Could you try writing directly to the file buffer? for instance, does this work?

    def write_on_batch_end(
            self, trainer, pl_module: LightningModule, prediction: Any, batch_indices: List[int], batch: Any,
            batch_idx: int, dataloader_idx: int):
        self.file_buffer.write(<some value>)

    def write_on_epoch_end(
            self, trainer, pl_module: LightningModule, predictions: List[Any], batch_indices: List[Any]):
        self.file_buffer.write(<some dummy value>)
stekiri commented 2 years ago

I get the same behavior.
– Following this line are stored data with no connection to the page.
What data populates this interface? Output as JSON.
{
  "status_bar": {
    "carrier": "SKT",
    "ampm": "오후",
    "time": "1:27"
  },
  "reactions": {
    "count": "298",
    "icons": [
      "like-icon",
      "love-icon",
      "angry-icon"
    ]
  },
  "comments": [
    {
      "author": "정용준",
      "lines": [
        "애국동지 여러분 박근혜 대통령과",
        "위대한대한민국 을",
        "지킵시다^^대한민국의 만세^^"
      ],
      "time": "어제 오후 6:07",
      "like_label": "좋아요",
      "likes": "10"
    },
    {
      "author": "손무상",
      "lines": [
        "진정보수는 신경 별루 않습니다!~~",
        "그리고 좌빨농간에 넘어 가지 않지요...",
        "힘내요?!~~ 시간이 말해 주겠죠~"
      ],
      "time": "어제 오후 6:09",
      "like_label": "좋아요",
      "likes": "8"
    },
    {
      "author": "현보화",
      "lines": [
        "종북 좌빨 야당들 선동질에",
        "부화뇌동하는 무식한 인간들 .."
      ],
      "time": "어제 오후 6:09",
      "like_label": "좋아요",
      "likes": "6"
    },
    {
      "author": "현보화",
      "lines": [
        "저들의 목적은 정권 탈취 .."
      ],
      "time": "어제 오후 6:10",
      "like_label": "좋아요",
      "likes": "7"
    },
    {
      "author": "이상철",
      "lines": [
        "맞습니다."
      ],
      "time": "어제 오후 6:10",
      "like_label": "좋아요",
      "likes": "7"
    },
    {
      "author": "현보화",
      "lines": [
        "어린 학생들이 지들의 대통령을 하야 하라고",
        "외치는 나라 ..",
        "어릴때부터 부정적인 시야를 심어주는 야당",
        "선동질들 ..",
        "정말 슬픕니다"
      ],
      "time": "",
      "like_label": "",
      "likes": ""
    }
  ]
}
I write with self.file_buffer.write(pickle.dumps(predictions) and read it back with pickle.load() as torch.load() fails with RuntimeError: Invalid magic number; corrupt file? when loading the written buffer.

bokey007 commented 1 year ago

Hi, this discussion was very helpful for me!

But I still need to figure out how do I save image file names along with their predictions. Also I am working with a very large dataset compared to MNST so may not be able to fit all the predictions in the TPU core memory (viz 8gb) at once.